Running this, however, would lead to memory corruption, since we are writing to a[10] (the 11-th element) but we only asked for 10 elements for the array a. So we are writing to a memory that we are not supposed to and thus causing your program to behave incorrectly. Running the program above would lead to the following output1:

1
2
3
array.c:5:5: runtime error: index 10 out of bounds for type 'long [10]'
SUMMARY: UndefinedBehaviorSanitizer: undefined-behavior a.c:5:5 in
Illegal instruction (core dumped)

Similarly, reading from a memory location that we are not supposed to could lead to a misbehaving program. You have seen this in Problem 2.1(d).

Other Facts About Arrays

Skipping Elements During Initialization

If we have a large array, and we want most of it to be initialized to 0, and only some non-zero, we can use element designators, putting the index of the element we want to initialize to non-zero in square brackets [ and ].

1
long vector[100] = {1, [5] = 2, 3, [99] = -1};

This statement initializes vector[0] to 1, vector[5] to 2, vector[6] to 3, and vector[99] to -1. The rest of the elements will be 0.

Skipping the Size in Declaration

If you supply an initialization list, the number of elements already indicates the length to the compiler, so you can skip the length.

1
long marks[] = {1, 3, 2, 8, 5,}

This makes it easy to add or remove items from the array, without having to remember to keep the array length consistent.

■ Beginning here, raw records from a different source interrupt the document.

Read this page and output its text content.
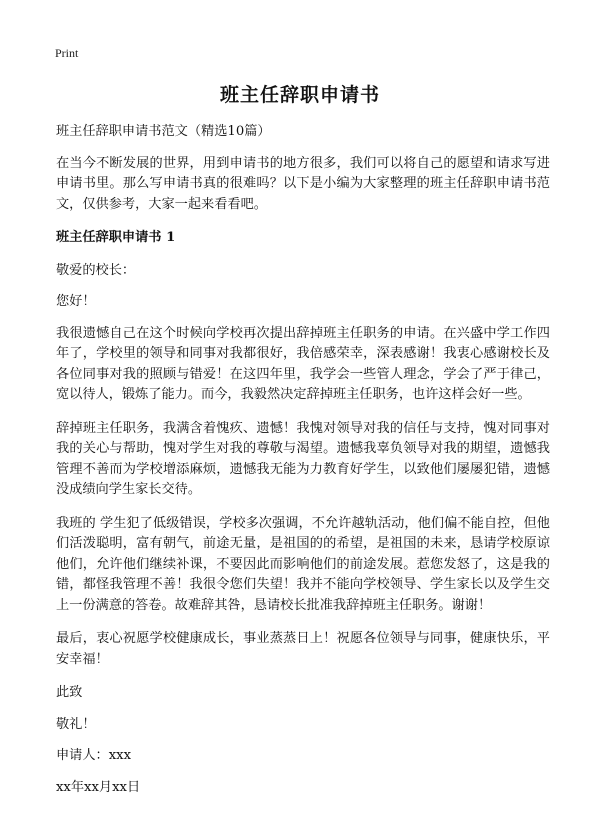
Print
班主任辞职申请书

班主任辞职申请书范文（精选10篇）

在当今不断发展的世界，用到申请书的地方很多，我们可以将自己的愿望和请求写进申请书里。那么写申请书真的很难吗？以下是小编为大家整理的班主任辞职申请书范文，仅供参考，大家一起来看看吧。

班主任辞职申请书 1

敬爱的校长：

您好！

我很遗憾自己在这个时候向学校再次提出辞掉班主任职务的申请。在兴盛中学工作四年了，学校里的领导和同事对我都很好，我倍感荣幸，深表感谢！我衷心感谢校长及各位同事对我的照顾与错爱！在这四年里，我学会一些管人理念，学会了严于律己，宽以待人，锻炼了能力。而今，我毅然决定辞掉班主任职务，也许这样会好一些。

辞掉班主任职务，我满含着愧疚、遗憾！我愧对领导对我的信任与支持，愧对同事对我的关心与帮助，愧对学生对我的尊敬与渴望。遗憾我辜负领导对我的期望，遗憾我管理不善而为学校增添麻烦，遗憾我无能为力教育好学生，以致他们屡屡犯错，遗憾没成绩向学生家长交待。

我班的 学生犯了低级错误，学校多次强调，不允许越轨活动，他们偏不能自控，但他们活泼聪明，富有朝气，前途无量，是祖国的的希望，是祖国的未来，恳请学校原谅他们，允许他们继续补课，不要因此而影响他们的前途发展。惹您发怒了，这是我的错，都怪我管理不善！我很令您们失望！我并不能向学校领导、学生家长以及学生交上一份满意的答卷。故难辞其咎，恳请校长批准我辞掉班主任职务。谢谢！

最后，衷心祝愿学校健康成长，事业蒸蒸日上！祝愿各位领导与同事，健康快乐，平安幸福！

此致

敬礼！

申请人：xxx

xx年xx月xx日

Determining the Number of Elements in the Array

C provides a sizeof operator, which returns the number of bytes allocated to a type. We can use sizeof long, for instance, to determine the number of bytes allocated to long on a platform. We can also use sizeof of a variable instead of the type. This becomes useful to determine, programmatically, the length of an array (esp if the array length is skipped in the array declaration). We can calculate the number of elements in marks with

1
2
long marks[] = { 1, 2, 3, 5, 8 };
long num_of_elem = sizeof marks/sizeof marks[0];

Problem Set 14

Problem 14.1

Consider the snippet below.

 1
 2
 3
 4
 5
 6
 7
 8
 9
10
11
12
13
14
15
16
17
void doThat(long a[], long b[]) {
  a[0] = 100;
  b[1] = 200;
  // Line A
}

void doThis(long a[]) {
  long *b = a;  
  doThat(a, b);
}

int main()
{
  long a[3] = {0, 0, 0};
  doThis(a);
  // Line B
}

a. Show the content of the stack at Line A if the program above is executed.

b. What is the content of array a at Line B?

Problem 14.2

Consider the snippet below.

 1
 2
 3
 4
 5
 6
 7
 8
 9
10
11
12
13
14
15
16
17
void doThat(long list[]) {
  list[1] = 200;
  // Line A
}

void doThis(const long a[]) {
  long b[2] = {10, 10};
  a = b;
  doThat(a);
}

int main()
{
  long a[3] = {0, 0, 0};
  doThis(a);
  // Line B
}

a. Does the code compile cleanly?

b. Show the content of the stack at Line A if the program above is executed.

c. What is the content of array a at Line B?


  1. You will see this output only if your code is compiled with -fsanitize=bounds flag.